I will admit that this week, I felt a pang of anxiety when I got my paperback copy of Thomas Pynchon’s Against the Day. At comfortably over 1000 pages, I couldn’t help but wonder who had the time to read such a book. In fact, I decided that reading such a book would be an almost violently bourgeois act as it would simply flaunt the luxury of leisure time in a capitalist world where more and more people are struggling simply to get buy (much less have the time to read a book of 1000 pages!) . More than that, reading a book of this length is undemocratic in that its very length and density excludes other books, other voices, and other encounters. It is explicitly monopolistic in its immersive narrative and ponderous length.
If long novels represent the most undemocratic and bourgeois aspects of literature, then short stories, literary magazines, poetry, and novellas are the antidote. A single issue of even the most loosely edited literary magazine reveals, if nothing else, an outpouring of human diversity and creativity. The length of the works alone fits our distracted, overextended, and often-frantic world and reminds us that works that demand our attention for hours or days also require us to have that much attention to spare.

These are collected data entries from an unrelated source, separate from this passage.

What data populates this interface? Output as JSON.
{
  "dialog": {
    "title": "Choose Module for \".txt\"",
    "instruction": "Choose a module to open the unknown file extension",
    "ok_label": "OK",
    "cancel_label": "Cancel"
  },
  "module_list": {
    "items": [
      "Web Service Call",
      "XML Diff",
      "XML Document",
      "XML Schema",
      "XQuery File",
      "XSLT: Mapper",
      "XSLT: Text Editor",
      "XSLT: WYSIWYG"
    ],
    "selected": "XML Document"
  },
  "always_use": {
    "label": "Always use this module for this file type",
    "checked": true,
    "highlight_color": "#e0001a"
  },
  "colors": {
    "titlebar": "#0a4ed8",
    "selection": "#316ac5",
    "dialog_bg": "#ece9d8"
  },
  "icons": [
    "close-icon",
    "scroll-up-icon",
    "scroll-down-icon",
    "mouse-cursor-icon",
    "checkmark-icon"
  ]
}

Do read novels, and even long ones, if you have the time, but also remember that quality fiction comes in all shapes, sizes, voices, and political commitments.
Thing the Second
I’m getting excited about writing the next chapter in my start-stop book manuscript. Over the last few days I’ve been reading and thinking about the archaeology of contemporary American cities. I’ve been re-reading Laura McAtackney and Krysta Ryzewski edited volume, Contemporary Archaeology and the City: Creativity, Ruination, and Political Action (2017) and have noted their observation that despite the city representing the confluence of many elements of interest to archaeologists of the contemporary world, the city itself has yet to attract sustained attention. Shannon Lee Dawdy’s work Patina with it’s emphasis on post-Katrina New Orleans, appeared just a few months before McAtackney and Ryzewski’s book but it remains, as far as I know, the only book length treatment of the archaeology of the contemporary situation in any particular American city. Ryzewski’s work on Detroit is great, but so far limited to articles. An article or two by Laura Wilkie and Dan Hicks and April M. Beisaw’s piece in the McAtackney and Ryzewski volume deal with New York, and that appears to be about it. I suppose I’m excluding works like those by Larry Zimmerman and his collaborators on homelessness in Indianapolis and Paul Mullins work on urbanization and suburbanization in the same town, but Zimmerman’s work doesn’t foreground urbanism, per se, and Mullins’ work tends to have a bit more of a mid-20th century focus, which doesn’t take away from its significance, but puts it on the edge of what we might imagine to be the contemporary, post-industrial city. I suppose we could include more popular work: Christine A. Finn’s Artifacts: An Archaeologist’s Year in Silicon Valley (MIT 2001) and the awareness of the contemporary situation expressed in Adrian Praetzellis’s (and collaborators) work in Oakland, but it is not the emphasis of this work.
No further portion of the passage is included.